6. Where there is an express legal bar engrafted in any of the provisions of the Code or the concerned Act (under which a criminal proceeding is instituted) to the institution and continuation of the proceedings and/or where there is a specific provision in the Code or the concerned Act, providing efficacious redress, for the grievances of the aggrieved party;

7. Where a criminal proceeding is manifestly accompanied with mala fide and/or where the proceeding is maliciously instituted with an ulterior motive for wreaking vengeance on the accused and with a view to spite him due to private and personal grudge.

Previously I have observed that there is no specific allegation against the petitioners in the First Information Report except mentioning their names in the FIR in casual and cursory manner. Nowhere in the First Information Report it was alleged that there was demand of dowry at the time of marriage by the petitioners. In her First Information Report the complainant stated that several articles were given at the time of her marriage, that is, “stridhan” to her husband. That means as per the contents of the First Information Report the petitioners were not entrusted with the “stridhan” articles of the complainant. From the case diary it appears that “stridhan” articles were seized during investigation. On 1st April, 2018 the complainant took custody of the seized articles on executing zimmanama.

Contents of the FIR reveals that the complainant has specifically alleged that she was tortured by her husband, she was threatened to throw acid on her face by her husband when she raised the question regarding the extra marital affairs of her husband. The allegations in the FIR, if taken at their face value and accepted in their entirely do not constitute alleged offences under Sections 498A/406/506 of the Indian Penal Code against the present petitioners.
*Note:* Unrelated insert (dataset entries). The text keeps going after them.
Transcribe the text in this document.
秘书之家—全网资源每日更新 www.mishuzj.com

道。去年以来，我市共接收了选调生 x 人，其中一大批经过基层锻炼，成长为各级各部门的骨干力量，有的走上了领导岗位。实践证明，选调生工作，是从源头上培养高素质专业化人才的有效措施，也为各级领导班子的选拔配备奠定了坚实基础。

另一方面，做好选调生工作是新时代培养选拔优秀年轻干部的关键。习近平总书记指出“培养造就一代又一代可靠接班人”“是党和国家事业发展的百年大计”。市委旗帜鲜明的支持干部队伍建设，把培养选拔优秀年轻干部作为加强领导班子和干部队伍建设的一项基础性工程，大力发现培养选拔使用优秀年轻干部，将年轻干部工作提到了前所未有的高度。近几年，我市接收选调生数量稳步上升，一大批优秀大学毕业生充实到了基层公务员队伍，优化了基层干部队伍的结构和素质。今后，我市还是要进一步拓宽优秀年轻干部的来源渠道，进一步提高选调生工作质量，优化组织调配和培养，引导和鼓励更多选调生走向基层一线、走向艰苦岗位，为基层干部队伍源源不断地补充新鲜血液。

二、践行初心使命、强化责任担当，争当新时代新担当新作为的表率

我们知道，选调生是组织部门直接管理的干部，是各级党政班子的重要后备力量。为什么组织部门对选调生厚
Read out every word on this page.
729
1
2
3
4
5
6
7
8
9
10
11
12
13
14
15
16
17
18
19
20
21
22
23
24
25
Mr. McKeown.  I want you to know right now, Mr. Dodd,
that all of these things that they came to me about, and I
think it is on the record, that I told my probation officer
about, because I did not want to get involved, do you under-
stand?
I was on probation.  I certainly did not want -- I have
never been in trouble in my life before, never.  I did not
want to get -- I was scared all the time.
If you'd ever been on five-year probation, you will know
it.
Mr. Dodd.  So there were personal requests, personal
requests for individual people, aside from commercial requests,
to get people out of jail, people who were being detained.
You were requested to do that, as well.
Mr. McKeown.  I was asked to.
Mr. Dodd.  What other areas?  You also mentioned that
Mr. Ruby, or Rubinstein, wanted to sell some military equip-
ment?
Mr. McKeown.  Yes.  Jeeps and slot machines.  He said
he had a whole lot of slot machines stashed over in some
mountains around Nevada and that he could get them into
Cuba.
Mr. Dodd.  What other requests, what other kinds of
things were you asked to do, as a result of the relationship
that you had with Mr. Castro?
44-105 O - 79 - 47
After considering all aspects, I am of the view that it is a fit case to exercise inherent power of the High Court under Section 482 of the Code of Criminal Procedure as continuation of the criminal proceedings against the present petitioners would be an abuse of the process of the Court.

Thus, the proceedings being G.R. Case No. 1063 of 2018 arising out of Baranagar Police Station Case No. 123 of 2018 dated February 24, 2018 under Sections 498A/406/506/34 of the Indian Penal Code pending before the Learned Additional Chief Judicial Magistrate, Barrackpore, North 24 Parganas in respect of the petitioners, namely, Biswajit Singha Roy and Rita Singha Roy, is hereby quashed. The revisional application being CRR 3472 of 2018 is, therefore, allowed.

Re: CRAN 1152 of 2019 In view of the order passed in connection with revisional application, no further order is required to be passed in respect of the application being (CRAN 1152 of 2019) and the same stands dismissed.

Copy of the case diary be handed over to the Learned Additional Public Prosecutor immediately.

Urgent Photostat certified copy of this judgment be supplied to the parties, if applied for, upon compliance with all formalities.